Department of Genome Sciences, University of Washington, Seattle, Washington, United States of America.
PLoS Genet. 2012;8(3):e1002599. doi: 10.1371/journal.pgen.1002599. Epub 2012 Mar 22.
The average individual is expected to harbor thousands of variants within non-coding genomic regions involved in gene regulation. However, it is currently not possible to interpret reliably the functional consequences of genetic variation within any given transcription factor recognition sequence. To address this, we comprehensively analyzed heritable genome-wide binding patterns of a major sequence-specific regulator (CTCF) in relation to genetic variability in binding site sequences across a multi-generational pedigree. We localized and quantified CTCF occupancy by ChIP-seq in 12 related and unrelated individuals spanning three generations, followed by comprehensive targeted resequencing of the entire CTCF-binding landscape across all individuals. We identified hundreds of variants with reproducible quantitative effects on CTCF occupancy (both positive and negative). While these effects paralleled protein-DNA recognition energetics when averaged, they were extensively buffered by striking local context dependencies. In the significant majority of cases buffering was complete, resulting in silent variants spanning every position within the DNA recognition interface irrespective of level of binding energy or evolutionary constraint. The prevalence of complex partial or complete buffering effects severely constrained the ability to predict reliably the impact of variation within any given binding site instance. Surprisingly, 40% of variants that increased CTCF occupancy occurred at positions of human-chimp divergence, challenging the expectation that the vast majority of functional regulatory variants should be deleterious. Our results suggest that, even in the presence of "perfect" genetic information afforded by resequencing and parallel studies in multiple related individuals, genomic site-specific prediction of the consequences of individual variation in regulatory DNA will require systematic coupling with empirical functional genomic measurements.

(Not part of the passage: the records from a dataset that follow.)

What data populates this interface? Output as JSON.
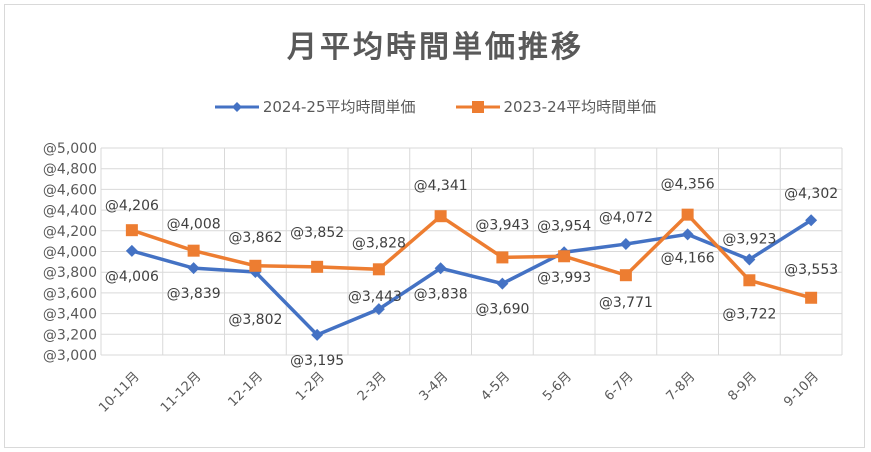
{
  "chart_data": {
    "type": "line",
    "title": "月平均時間単価推移",
    "categories": [
      "10-11月",
      "11-12月",
      "12-1月",
      "1-2月",
      "2-3月",
      "3-4月",
      "4-5月",
      "5-6月",
      "6-7月",
      "7-8月",
      "8-9月",
      "9-10月"
    ],
    "series": [
      {
        "name": "2024-25平均時間単価",
        "color": "#4472c4",
        "marker": "diamond",
        "values": [
          4006,
          3839,
          3802,
          3195,
          3443,
          3838,
          3690,
          3993,
          4072,
          4166,
          3923,
          4302
        ],
        "labels": [
          "@4,006",
          "@3,839",
          "@3,802",
          "@3,195",
          "@3,443",
          "@3,838",
          "@3,690",
          "@3,993",
          "@4,072",
          "@4,166",
          "@3,923",
          "@4,302"
        ]
      },
      {
        "name": "2023-24平均時間単価",
        "color": "#ed7d31",
        "marker": "square",
        "values": [
          4206,
          4008,
          3862,
          3852,
          3828,
          4341,
          3943,
          3954,
          3771,
          4356,
          3722,
          3553
        ],
        "labels": [
          "@4,206",
          "@4,008",
          "@3,862",
          "@3,852",
          "@3,828",
          "@4,341",
          "@3,943",
          "@3,954",
          "@3,771",
          "@4,356",
          "@3,722",
          "@3,553"
        ]
      }
    ],
    "ylim": [
      3000,
      5000
    ],
    "yticks": [
      3000,
      3200,
      3400,
      3600,
      3800,
      4000,
      4200,
      4400,
      4600,
      4800,
      5000
    ],
    "ytick_labels": [
      "@3,000",
      "@3,200",
      "@3,400",
      "@3,600",
      "@3,800",
      "@4,000",
      "@4,200",
      "@4,400",
      "@4,600",
      "@4,800",
      "@5,000"
    ],
    "grid": true,
    "legend": "top"
  }
}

一般个体预计在参与基因调控的非编码基因组区域内拥有数千种变体。然而,目前还无法可靠地解释给定转录因子识别序列中遗传变异的功能后果。为了解决这个问题,我们全面分析了一个主要序列特异性调节剂(CTCF)在多代系谱中与结合位点序列遗传变异性相关的可遗传全基因组结合模式。我们通过 ChIP-seq 在 12 个相关和不相关的个体中定位和量化了 CTCF 的占有率,跨越了三代,随后对所有个体的整个 CTCF 结合景观进行了全面的靶向重测序。我们确定了数百个具有可重复的定量效应的变体,这些变体对 CTCF 占有率(包括正和负)有影响。虽然这些效应在平均时与蛋白质-DNA 识别能量学相平行,但它们受到显著的局部上下文依赖性的强烈缓冲。在绝大多数情况下,缓冲是完全的,导致沉默的变体跨越 DNA 识别界面的每个位置,无论结合能或进化约束的水平如何。复杂的部分或完全缓冲效应的普遍性严重限制了可靠预测给定结合位点实例中变异影响的能力。令人惊讶的是,40%增加 CTCF 占有率的变体发生在人类和黑猩猩分化的位置,这挑战了绝大多数功能调节变体应该是有害的预期。我们的研究结果表明,即使在重新测序和多个相关个体的平行研究提供的“完美”遗传信息的情况下,对个体变异在调节 DNA 中的后果进行基因组特异性预测,也需要与经验性功能基因组测量系统地耦合。